Ci limiteremo a tre soli itinerari: mare, montagna, campagna, per
ritrovare, lontano dai luoghi del turismo di massa, frettoloso e
metropolitano, l'atmosfera e i colori dei dipinti di Joseph Mallard
William Turner (Londra 1775 - Chealsea 1851) e John Constable (East
Berghout 1776 - Londra 1873) soprattutto.
William Turner
"I tramonti di Margate", scriveva Turner nel suo diario, "sono i più
perfetti che io abbia mai visto". La costa meridionale dell'Inghilterra,
che dal Kent al Sussex si snoda tra le alte scogliere e spiagge
lunghissime, lambita da un mare grigio - verde sempre mossa dal vento,
non potevano non suggestionare un artista come lui, sempre alla ricerca
di effetti di luce e di atmosfera per poter liberare tutte le proprie
emozioni e dar loro corpo. E Turner ne fu affascinato: Dover, Hastings,
Brighton, Folkestone sono località ricorrenti nelle sue tele.

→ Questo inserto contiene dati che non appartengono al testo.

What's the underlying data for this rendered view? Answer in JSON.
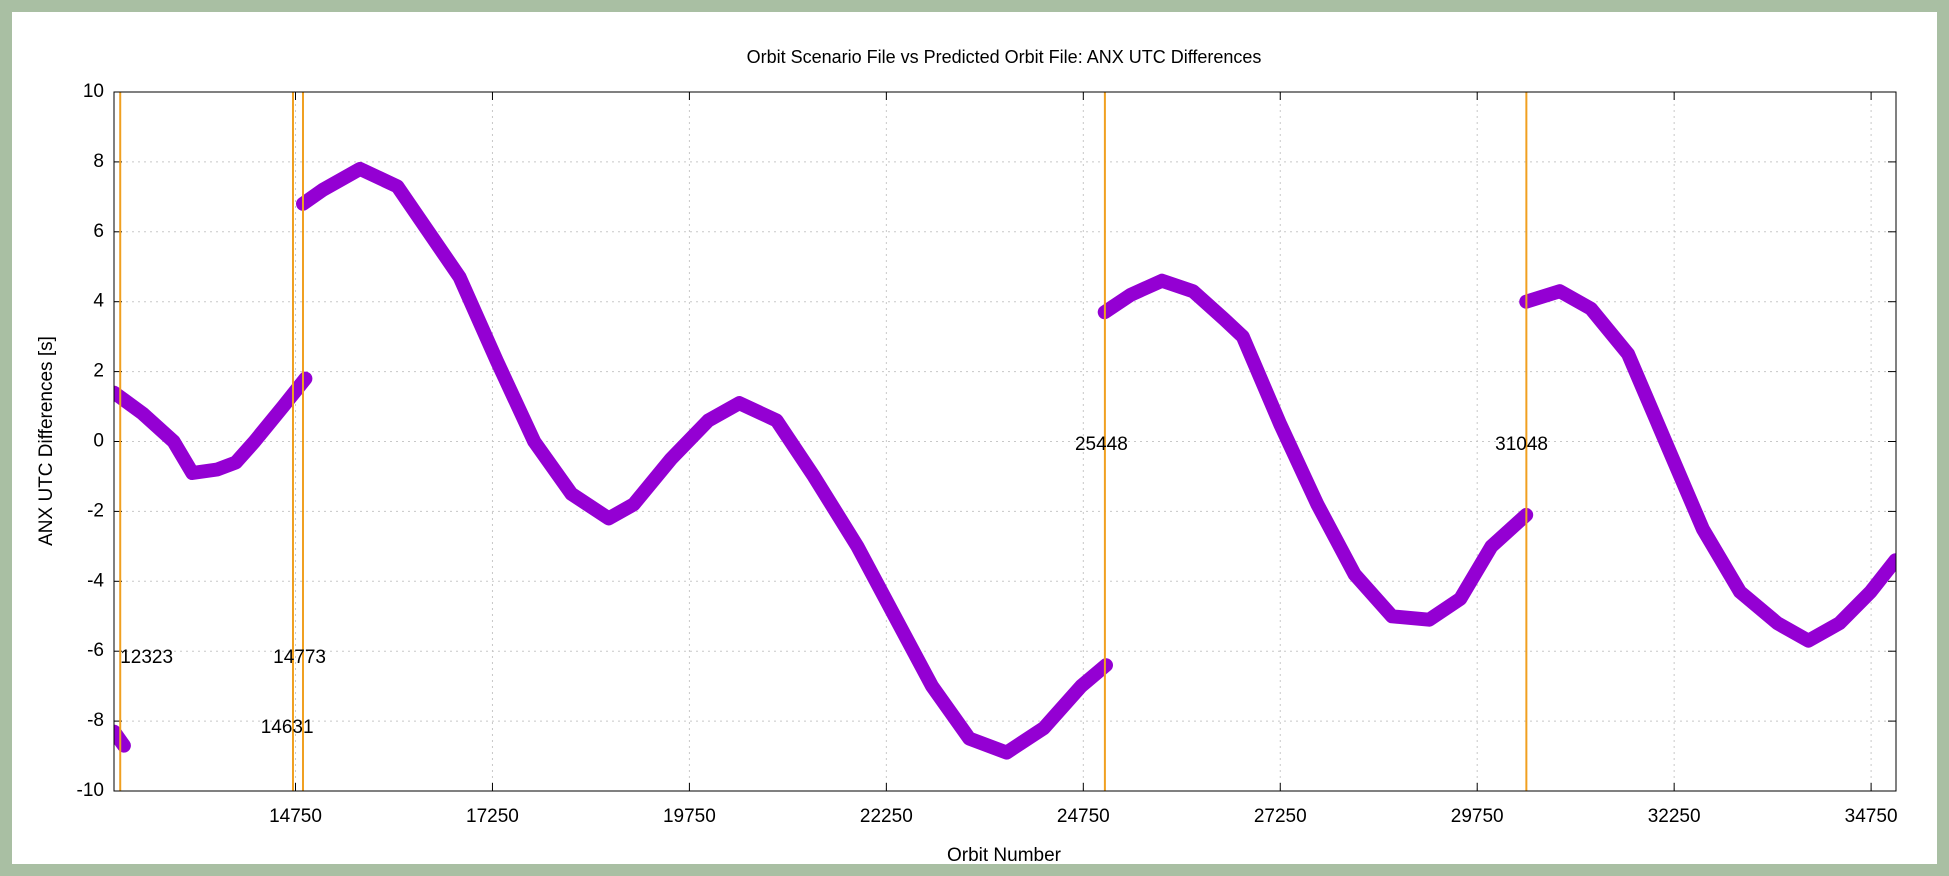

Questo mare dapprima si accontentò di descriverlo, ora tranquillo quanto
la luce nei suoi capricci lo riveste di riflessi, ora in tumulto, ora
carico di barche o brigantini, ma poi essa divenne teatro analogico
delle passioni umane. La lezione che ne ricavò è fondamentalmente
drammatica: Turner lotta contro il mare assieme ai marinai, la tempesta
provoca la furia della sua immaginazione e delle sue mani. Anche la luce
dei suoi tramonti, così tanto ammirati, si dissolve spesso in
un'apocalisse di colore, in un diluvio indistinto di luce.
John Constable.
C'è un monte in Inghilterra che si
riconosce a vista d'occhio: lo Snowdon, nel Galles. La cima più alta del
paese è per gli inglesi quello che il Fuji Yama è per i giapponesi. La
sua fama non è solo dovuta all'altitudine ma al fatto che per
generazioni è stato ritenuto la vista più pittoresca d'Inghilterra. In
un secolo come l'800, innamorato del bello ideale, lo Snowdon assunse il
molo di una montagna sacra, dove almeno una volta nella vita era
doveroso recarsi in pellegrinaggio. Quelle superbe visioni montanare
incontravano l'ammirazione di un folto pubblico, ed erano fonti sicure
di guadagno. Turner non poteva disinteressarsene in nessun caso. In otto
anni visitò il Galles e le sue catene cinque volte alla ricerca del
"sublime", ma dopo il 1808, scoperta la maestà tragica e illimitata
delle Alpi Svizzere, al Galles non tornò mai più. Al suo ritorno dal
continente confidava ad un amico: "In Svizzera gli alberi non fanno per
il pittore, i blocchi di roccia e i precipizi sono molto romantici e di
una straordinaria grandezza. Nell'insieme il paese supera il Galles e
anche la Scozia". Nella sua opera il tema della montagna è forse il
prodotto di un'attrattiva culturale e storica. Turner è indubbiamente un
uomo di mare e non di terra, e in queste descrizioni, seppur stupende,
sembra che la sua immaginazione faccia appello alle risorse del suo
magnifico mestiere, ma non manifesti una corrispondenza profonda, una
vera "simpatia".
Se nel resto d'Europa la campagna è sempre stata associata a una dura
realtà di lavoro, in Inghilterra è da sempre considerata un ambiente
prediletto. I grandi signori, ricchi proprietari terrieri, hanno vissuto
nei loro possedimenti in relazione così stretta con la natura da
lasciarvi un'impronta profonda. Da una parte i campi coltivati,
dall'altra ampi spazi per le battute di caccia, parchi e giardini per i
ricevimenti e la vita sociale. Dal Kent al Devon, dal Sussex al Suffolk
e al Norfolk il paesaggio, quello di cent'anni fa: una serie grandi
campi articolati su un terre ondulato, recinti da siepi e interrotti
d'isole di alberi di alto fusto, soprattutto querce e olmi, qua e là
piccoli villaggi intorno alla chiesa o all'abitazione del vicario,
spesso la casa più bella del paese.
Nessun pittore inglese ha interpretato questo ambiente più fedelmente e
poeticamente di Constable. Il piccolo mondo che ritorna in ogni suo
dipinto è quella parte del Suffolk, poche miglia quadrate adagiata sul
corso del fiume Stour le cui acque scorrono lungo gli ondulati pendii
della valle di Dedham (ormai nota come "terra di Constable"). L'artista
era nato in queste contrade dove, fin dall'infanzia, aveva assistito al
lento, tradizionale svolgersi dei lavori campestri, e la sua ispirazione
rimarrà per sempre legata al loro ricordo.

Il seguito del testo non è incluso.